Dailami menilai kekerasan terhadap anak merupakan masalah sosial yang serius di Indonesia. Bahkan, ribuan anak tercatat menjadi korban kekerasan di berbagai provinsi di Indonesia setiap tahunnya. “Kekerasan anak di Indonesia adalah masalah serius. Setiap tahun ribuan anak menjadi korban,” pungkasnya
Dailami juga menyinggung masih banyak permasalahan yang dihadapi dalam pemenuhan hak dan perlindungan khusus anak di Indonesia. Dengan jumlah anak yang begitu besar, tentunya banyak tantangan yang dihadapi dalam pembangunan perlindungan anak.
“Pada tahun 2024 misalnya, diperkirakan 19,20 persen anak di Indonesia tidak bersekolah. Terkait pengasuhan anak, ada sekitar 1,69 persen anak usia dini yang tercatat tidak tinggal bersama ayah dan ibu kandungnya,” ujar senator asal Jakarta ini.
Sementara itu, Anggota DPD RI asal Provinsi Kalimantan Timur Aji Mirni Mawarni juga merasa miris terkait kasus LGBT anak yang kian marak di daerah pemilihannya. Di mana kasus ini sangat masif namun terjadi secara tersembunyi sehingga sulit dideteksinya. “Kasus LGBT yang korbannya anak sangat masif di Kaltim. Korbannya dibiayai hidup hedon jadi orang tuanya positif thinking. Ini bahaya sekali,” tukasnya.
Menteri Pemberdayaan Perempuan dan Perlindungan Anak Arifah Fauzi menjelaskan bahwa pihaknya telah melakukan berbagai upaya untuk menangani kasus kekerasan seksual eks Kapolres Ngada yang bergulir sejak 24 Februari 2025. Salah satunya pemindahan korban untuk mendapatkan perlindungan yang lebih baik dan koordinasi antara berbagai pihak.
“Tiga anak korban masing-masing berusia 6 tahun, 13 tahun, dan 16 tahun telah mendapat pendampingan psikososial yang diperlukan untuk mendukung proses pemulihan mereka.
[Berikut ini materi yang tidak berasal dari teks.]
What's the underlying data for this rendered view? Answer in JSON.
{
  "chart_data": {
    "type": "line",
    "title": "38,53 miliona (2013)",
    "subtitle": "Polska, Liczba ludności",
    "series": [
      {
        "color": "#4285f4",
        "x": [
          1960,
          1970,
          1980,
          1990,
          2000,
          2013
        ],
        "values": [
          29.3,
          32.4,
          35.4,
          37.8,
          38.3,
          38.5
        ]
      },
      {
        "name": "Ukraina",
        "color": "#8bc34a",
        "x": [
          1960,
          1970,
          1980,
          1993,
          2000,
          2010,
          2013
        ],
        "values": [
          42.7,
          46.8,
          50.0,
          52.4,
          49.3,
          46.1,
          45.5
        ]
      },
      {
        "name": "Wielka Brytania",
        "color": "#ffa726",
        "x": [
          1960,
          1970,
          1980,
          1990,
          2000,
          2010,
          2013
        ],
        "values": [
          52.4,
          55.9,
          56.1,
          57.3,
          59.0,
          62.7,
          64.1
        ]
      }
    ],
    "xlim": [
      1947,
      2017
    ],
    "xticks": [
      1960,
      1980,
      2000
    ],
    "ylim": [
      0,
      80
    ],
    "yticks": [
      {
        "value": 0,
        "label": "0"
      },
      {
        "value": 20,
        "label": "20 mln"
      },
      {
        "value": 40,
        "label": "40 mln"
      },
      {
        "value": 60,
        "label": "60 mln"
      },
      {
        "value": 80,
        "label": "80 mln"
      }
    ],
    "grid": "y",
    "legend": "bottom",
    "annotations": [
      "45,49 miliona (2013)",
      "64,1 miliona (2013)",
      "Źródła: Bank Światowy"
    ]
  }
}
Kedua korban usia 16 dan 13 tahun saat ini telah dirujuk ke Rumah Harapan GMIT (Gereja Masehi Injil di Timor) untuk pendampingan psikososial dan agama setelah sebelumnya ditangani di shelter Kota Kupang,” terang Arifah.
Arifah melanjutkan korban usia 6 tahun telah mendapatkan layanan dari UPTD PPA Provinsi NTT dan proyeksi pemulihan psikologi korban kepada LPSK telah dikirimkan agar segera dapat diberikan perlindungan dan restitusi. “Terkait proses hukum, pelaku sudah ditahan dan prosesnya masih dalam proses lidik dan UPTD Provinsi NTT telah melakukan pendampingan pada korban untuk BAP tambahan,” tambahnya.